Yutkundum. Bunu demek istememiştim. "Bunu söylemiyorum ben Gürkan. Beni yanlış anlıyorsun."
"O zaman o senin için korkacağın bir sonuç?"
"Yanlış anlıyorsun" dedim tekrar.
"Hayır, Şeyda birimizin korkacağın bir sonuç olduğunu ima ettin işte! Kim o? Neyden korkuyorsun?"
"Vefanın bir heves olmasından tamam mı? Çünkü ona heves olmayacağına dair söz verdim! Öylece bırakıp gidemem!"
"Ama onun yanında kalman ona daha çok acı verir. Ona alıştırırsan kendini bir gün ondan gittiğinde daha kötü hisseder. Bunu düşünmüyor musun? Yoksa sırf söz verdin diye sevmediğin hâlde onunla olmaya devam mı edeceksin? Sende biliyorsun onu sevmediğini Şeyda! Sende biliyorsun!"
Yutkundum.
"Benim onu sevip sevmemem seni ilgilendirmez"Gürkan gülümsedi. "Seviyorum demedin. Ne dersen de umurumda değil sen onu sevdiğini bana bile söyleyemiyorsun Şeyda. Hâlbuki eğer söyleseydin çekilirdim aradan. Mutlu ol isterdim. Ama dediğim gibi, sen onu sevmiyorsun ki.."
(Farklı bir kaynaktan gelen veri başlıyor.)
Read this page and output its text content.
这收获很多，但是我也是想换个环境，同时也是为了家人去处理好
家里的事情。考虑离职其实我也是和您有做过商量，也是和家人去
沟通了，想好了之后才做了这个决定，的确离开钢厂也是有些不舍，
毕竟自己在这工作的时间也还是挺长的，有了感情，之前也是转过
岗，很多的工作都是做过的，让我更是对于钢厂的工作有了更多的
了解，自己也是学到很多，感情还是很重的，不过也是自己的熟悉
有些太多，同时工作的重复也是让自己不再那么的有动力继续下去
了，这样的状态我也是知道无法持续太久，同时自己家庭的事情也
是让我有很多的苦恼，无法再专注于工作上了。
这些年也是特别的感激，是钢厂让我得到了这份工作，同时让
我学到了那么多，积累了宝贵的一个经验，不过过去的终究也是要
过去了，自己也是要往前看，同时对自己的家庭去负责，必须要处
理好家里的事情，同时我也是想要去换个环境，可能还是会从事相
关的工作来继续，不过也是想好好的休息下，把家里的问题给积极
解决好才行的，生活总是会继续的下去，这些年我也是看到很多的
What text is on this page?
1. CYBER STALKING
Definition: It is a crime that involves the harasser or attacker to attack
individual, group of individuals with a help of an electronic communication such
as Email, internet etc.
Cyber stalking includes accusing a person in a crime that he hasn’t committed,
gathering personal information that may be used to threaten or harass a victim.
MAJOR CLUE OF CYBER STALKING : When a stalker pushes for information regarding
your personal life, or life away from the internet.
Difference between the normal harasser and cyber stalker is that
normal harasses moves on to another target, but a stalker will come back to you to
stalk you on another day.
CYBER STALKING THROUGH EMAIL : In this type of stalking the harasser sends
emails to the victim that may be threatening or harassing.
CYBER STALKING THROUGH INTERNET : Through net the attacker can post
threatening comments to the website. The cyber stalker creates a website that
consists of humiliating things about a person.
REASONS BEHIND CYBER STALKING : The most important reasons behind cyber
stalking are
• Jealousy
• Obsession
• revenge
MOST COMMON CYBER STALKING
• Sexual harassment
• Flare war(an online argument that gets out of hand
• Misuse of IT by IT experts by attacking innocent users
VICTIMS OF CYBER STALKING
Yutkundum. Bu doğru muydu ki? Neden kendi duygularımı çözemiyordum? Neden anlamakta zorluk çekiyordum?
Ama ben onu sevmek istiyordum. Söz vermiştim bir kere..
Vefa*
Gözlerimi açtığımda karşımda Güzeli gördüm. Ne kadardır uyuyordum?
İşitme cihazlarımı takarken o benim uyandığımı henüz fark etmemişti.
"Kaç saat oldu uyuyalı?"
Gözlerini bana çevirdi.
"İki saattir falan uyuyorsun. Garson bize kötü kötü bakmaya başladı bile hesabı ödeyip kaçsak iyi olacak"Başımla onayladım onu. Hesabı istediğimde o da eşyalarını toparlıyordu.
"İki saatte masayı bu kadar dağıtmış olamazsın"
"Makyaj yaptım tamam mı? Sen ne anlarsın zaten kara cahil?"
Göz devirdim.
"Bu arada telefonun çaldı iki üç kez ama açmadım"Kaşlarımı çatıp masanın üstündeki telefonumu aldım.
"Kim aradı?"Omuz silkti. "Bakmadım. Ne haddime sonuçta?"